Stay in Nashville’s Historic Train Station, an Easy Walk to Honky Tonk Fun


During our recent visit to Nashville, we stayed at the renovated Union Train Station in Nashville Yards. It is very conveniently located a few blocks up Broadway from all the popular honky-tonk country music bars and clubs.
Union Station is beautifully restored and repurposed. The ornate ceiling features 128 panels of original curved glass manufactured by The Luminous Prism Company (a competitor of Tiffany Glass). Bas relief sculptures surround the Grand Lobby illustrating the history of transportation from the beginning of time until 1900 when the building opened to the public.

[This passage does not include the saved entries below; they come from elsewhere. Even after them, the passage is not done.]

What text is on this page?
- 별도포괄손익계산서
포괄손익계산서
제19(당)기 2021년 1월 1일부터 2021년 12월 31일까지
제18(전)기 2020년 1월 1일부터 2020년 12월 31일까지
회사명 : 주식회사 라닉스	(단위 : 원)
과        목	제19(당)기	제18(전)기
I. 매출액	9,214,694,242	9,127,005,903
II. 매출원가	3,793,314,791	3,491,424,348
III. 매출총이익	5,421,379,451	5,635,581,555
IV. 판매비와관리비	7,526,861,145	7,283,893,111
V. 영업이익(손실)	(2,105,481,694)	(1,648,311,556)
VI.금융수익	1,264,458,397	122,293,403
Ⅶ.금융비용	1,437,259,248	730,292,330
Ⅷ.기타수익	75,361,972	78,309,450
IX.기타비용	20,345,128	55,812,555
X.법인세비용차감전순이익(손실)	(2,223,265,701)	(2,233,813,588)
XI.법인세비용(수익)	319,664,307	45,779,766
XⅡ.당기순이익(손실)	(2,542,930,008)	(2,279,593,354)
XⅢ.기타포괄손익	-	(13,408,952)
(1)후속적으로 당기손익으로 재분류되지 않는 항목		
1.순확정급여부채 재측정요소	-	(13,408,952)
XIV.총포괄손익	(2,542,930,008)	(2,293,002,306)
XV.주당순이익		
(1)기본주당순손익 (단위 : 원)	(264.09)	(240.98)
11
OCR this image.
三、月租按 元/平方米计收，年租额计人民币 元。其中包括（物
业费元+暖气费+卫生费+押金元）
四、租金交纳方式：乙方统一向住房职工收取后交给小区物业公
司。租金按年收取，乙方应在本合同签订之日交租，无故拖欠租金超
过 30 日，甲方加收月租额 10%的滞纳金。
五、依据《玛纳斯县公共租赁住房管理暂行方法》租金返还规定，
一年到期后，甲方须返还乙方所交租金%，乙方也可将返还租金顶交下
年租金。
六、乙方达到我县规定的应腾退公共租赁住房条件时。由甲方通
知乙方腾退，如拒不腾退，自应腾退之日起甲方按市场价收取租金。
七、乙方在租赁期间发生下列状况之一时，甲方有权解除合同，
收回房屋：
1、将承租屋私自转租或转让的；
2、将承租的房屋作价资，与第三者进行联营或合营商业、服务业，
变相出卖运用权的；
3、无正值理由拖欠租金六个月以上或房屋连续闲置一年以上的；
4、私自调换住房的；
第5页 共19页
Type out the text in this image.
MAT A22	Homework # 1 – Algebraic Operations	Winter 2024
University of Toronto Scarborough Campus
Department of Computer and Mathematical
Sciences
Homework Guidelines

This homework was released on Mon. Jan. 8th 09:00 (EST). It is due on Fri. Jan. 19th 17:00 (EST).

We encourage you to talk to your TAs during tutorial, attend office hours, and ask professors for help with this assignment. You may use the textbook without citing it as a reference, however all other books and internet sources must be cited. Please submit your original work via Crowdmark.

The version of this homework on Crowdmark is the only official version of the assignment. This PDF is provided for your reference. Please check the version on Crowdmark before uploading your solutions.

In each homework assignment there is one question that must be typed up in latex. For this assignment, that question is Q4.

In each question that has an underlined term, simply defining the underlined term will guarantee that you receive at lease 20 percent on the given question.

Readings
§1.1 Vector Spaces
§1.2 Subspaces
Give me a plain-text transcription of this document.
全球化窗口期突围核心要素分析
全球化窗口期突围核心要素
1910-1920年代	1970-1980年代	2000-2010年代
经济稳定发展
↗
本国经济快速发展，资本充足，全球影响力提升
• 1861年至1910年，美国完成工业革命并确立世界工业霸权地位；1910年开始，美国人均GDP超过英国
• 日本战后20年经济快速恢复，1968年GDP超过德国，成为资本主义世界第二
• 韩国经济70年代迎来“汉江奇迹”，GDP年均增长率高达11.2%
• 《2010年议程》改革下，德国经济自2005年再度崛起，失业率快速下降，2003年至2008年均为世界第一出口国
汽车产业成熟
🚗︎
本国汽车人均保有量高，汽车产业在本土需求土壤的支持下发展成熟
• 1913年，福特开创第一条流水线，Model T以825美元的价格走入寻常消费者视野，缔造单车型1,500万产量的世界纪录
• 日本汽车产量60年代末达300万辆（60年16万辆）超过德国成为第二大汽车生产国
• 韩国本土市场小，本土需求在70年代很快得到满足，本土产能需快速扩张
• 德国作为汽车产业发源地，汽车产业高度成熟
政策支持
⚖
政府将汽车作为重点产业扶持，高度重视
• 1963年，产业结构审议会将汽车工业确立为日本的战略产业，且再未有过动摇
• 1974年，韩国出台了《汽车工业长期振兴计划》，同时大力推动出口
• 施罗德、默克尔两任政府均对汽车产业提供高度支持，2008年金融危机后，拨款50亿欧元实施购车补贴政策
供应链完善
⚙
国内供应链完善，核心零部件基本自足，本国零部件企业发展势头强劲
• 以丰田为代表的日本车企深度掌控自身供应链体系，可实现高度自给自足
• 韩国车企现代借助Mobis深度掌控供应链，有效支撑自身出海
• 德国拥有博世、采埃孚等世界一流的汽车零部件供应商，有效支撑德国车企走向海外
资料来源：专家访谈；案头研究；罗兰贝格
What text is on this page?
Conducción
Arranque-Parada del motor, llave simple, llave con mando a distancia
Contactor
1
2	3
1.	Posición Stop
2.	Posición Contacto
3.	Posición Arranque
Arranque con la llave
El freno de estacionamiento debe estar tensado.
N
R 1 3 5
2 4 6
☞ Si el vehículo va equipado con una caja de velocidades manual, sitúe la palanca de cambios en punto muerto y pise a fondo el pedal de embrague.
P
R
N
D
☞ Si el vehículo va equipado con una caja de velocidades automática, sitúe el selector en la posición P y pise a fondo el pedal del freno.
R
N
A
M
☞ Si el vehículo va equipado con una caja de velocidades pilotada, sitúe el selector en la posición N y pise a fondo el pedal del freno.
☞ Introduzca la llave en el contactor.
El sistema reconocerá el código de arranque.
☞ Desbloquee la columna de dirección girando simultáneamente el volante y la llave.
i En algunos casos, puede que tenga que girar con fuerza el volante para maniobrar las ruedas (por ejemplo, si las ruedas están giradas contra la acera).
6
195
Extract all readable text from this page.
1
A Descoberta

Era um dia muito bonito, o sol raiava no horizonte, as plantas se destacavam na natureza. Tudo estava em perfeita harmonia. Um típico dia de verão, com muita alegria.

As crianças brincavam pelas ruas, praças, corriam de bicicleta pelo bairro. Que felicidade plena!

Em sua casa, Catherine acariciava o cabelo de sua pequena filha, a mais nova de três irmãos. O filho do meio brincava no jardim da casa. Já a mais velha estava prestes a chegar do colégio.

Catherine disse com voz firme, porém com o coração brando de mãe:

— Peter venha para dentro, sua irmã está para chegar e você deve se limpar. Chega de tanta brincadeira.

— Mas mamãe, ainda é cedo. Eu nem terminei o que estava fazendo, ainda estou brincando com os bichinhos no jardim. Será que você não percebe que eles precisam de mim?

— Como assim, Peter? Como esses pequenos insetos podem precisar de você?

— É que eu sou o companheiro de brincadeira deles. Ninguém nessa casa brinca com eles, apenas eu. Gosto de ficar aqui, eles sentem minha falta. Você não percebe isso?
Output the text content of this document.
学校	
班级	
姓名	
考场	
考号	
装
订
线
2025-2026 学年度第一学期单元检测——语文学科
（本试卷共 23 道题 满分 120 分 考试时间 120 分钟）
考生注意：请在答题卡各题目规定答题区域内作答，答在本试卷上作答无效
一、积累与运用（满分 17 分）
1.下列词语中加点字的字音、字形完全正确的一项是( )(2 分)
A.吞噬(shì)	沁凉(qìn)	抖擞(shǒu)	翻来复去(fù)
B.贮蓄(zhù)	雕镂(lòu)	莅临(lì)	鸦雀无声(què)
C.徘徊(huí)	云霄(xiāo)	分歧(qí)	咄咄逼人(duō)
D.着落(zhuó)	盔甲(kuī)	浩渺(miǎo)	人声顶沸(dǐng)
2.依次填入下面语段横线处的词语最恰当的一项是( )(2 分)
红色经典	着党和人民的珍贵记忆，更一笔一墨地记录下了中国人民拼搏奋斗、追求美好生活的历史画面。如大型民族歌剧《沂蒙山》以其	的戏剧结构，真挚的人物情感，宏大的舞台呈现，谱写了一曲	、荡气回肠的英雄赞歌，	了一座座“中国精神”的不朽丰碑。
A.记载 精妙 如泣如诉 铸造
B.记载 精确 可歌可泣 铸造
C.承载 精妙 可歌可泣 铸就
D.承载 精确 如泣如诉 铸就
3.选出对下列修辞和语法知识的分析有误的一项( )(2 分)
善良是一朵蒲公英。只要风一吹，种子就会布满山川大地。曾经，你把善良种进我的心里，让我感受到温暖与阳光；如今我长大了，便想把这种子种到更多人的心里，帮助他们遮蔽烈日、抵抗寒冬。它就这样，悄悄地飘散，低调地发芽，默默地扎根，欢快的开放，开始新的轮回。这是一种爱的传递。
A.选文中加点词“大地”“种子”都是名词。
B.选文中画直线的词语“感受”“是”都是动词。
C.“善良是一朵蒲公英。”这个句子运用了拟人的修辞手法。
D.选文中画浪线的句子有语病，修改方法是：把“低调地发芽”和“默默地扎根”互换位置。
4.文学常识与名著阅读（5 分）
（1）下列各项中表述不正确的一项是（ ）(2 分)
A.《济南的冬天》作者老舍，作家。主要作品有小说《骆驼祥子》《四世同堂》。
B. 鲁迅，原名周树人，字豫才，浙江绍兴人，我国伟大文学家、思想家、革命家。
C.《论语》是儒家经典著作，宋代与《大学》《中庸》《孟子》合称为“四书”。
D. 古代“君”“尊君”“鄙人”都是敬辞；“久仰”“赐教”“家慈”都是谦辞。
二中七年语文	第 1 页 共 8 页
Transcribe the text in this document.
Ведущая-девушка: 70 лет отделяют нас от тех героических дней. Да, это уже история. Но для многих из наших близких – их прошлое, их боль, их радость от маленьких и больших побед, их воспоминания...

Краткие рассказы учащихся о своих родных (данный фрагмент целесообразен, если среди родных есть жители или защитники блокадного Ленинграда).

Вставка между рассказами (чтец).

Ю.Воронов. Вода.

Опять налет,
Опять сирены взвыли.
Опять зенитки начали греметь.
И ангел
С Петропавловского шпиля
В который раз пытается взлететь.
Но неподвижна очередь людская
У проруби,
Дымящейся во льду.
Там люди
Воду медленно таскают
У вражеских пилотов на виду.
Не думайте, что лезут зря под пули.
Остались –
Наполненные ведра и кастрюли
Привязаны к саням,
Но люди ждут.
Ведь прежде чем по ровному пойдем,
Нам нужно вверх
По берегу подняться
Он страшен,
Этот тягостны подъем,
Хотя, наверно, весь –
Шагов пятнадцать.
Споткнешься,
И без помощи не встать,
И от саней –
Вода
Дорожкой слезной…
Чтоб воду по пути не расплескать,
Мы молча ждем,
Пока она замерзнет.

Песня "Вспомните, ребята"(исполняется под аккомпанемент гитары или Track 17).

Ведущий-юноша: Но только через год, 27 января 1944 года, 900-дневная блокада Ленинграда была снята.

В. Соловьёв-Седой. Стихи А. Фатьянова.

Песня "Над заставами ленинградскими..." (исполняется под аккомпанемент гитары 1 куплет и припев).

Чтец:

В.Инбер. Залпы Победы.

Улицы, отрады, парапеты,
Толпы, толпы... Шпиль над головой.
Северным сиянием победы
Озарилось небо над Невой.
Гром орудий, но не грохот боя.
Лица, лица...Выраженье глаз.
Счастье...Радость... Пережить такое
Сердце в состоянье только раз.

The seven-story hotel is now a Marriott Autograph Collection property. If you go, be aware they have first-floor rooms with an enclosed patio that would not be my choice. Ask for a larger room with a view. Rooms are varied in size and some are small. Suites are located along the fifth-floor balcony level and have ceiling heights of 18-22’.
My husband is a train fanatic, and he enjoyed having a view of the tracks and watching freight trains come and go. Sadly, Nashville is no longer a stop for passenger trains.
Another Historic Property Saved
A nice bar and restaurant are on-site and a chamber quartet was playing in the expansive lobby. Slated for destruction, a “Save Our Station” effort was successful. Nashville’s train station reopened as a boutique hotel in 1986 and is now listed as one of the Historic Hotels of America. I suggest visitors stop by the front desk and pick up a brochure for a self-guided tour. It’s a good overview of this beautiful National Register of Historic Places site.
My favorite trivia fact: To entertain travelers, baby alligators were imported from Florida and placed in two pools located on track level. The baby gators spent the winter inside the warm train station in a temporary lobby pool. I just wonder what they did when those baby gators reached adolescence?





What a delightful renovation
It was amazing the original fixtures and ornamentation was still intact!
Beautiful,loved this.
What a gorgeous place! Thank goodness for those organizations- like The Villagers here in South Florida- that are dedicated to preserving historical buildings.
Thanks, Susan, I love seeing how preservation rebuilds communities and has such a positive economic impact!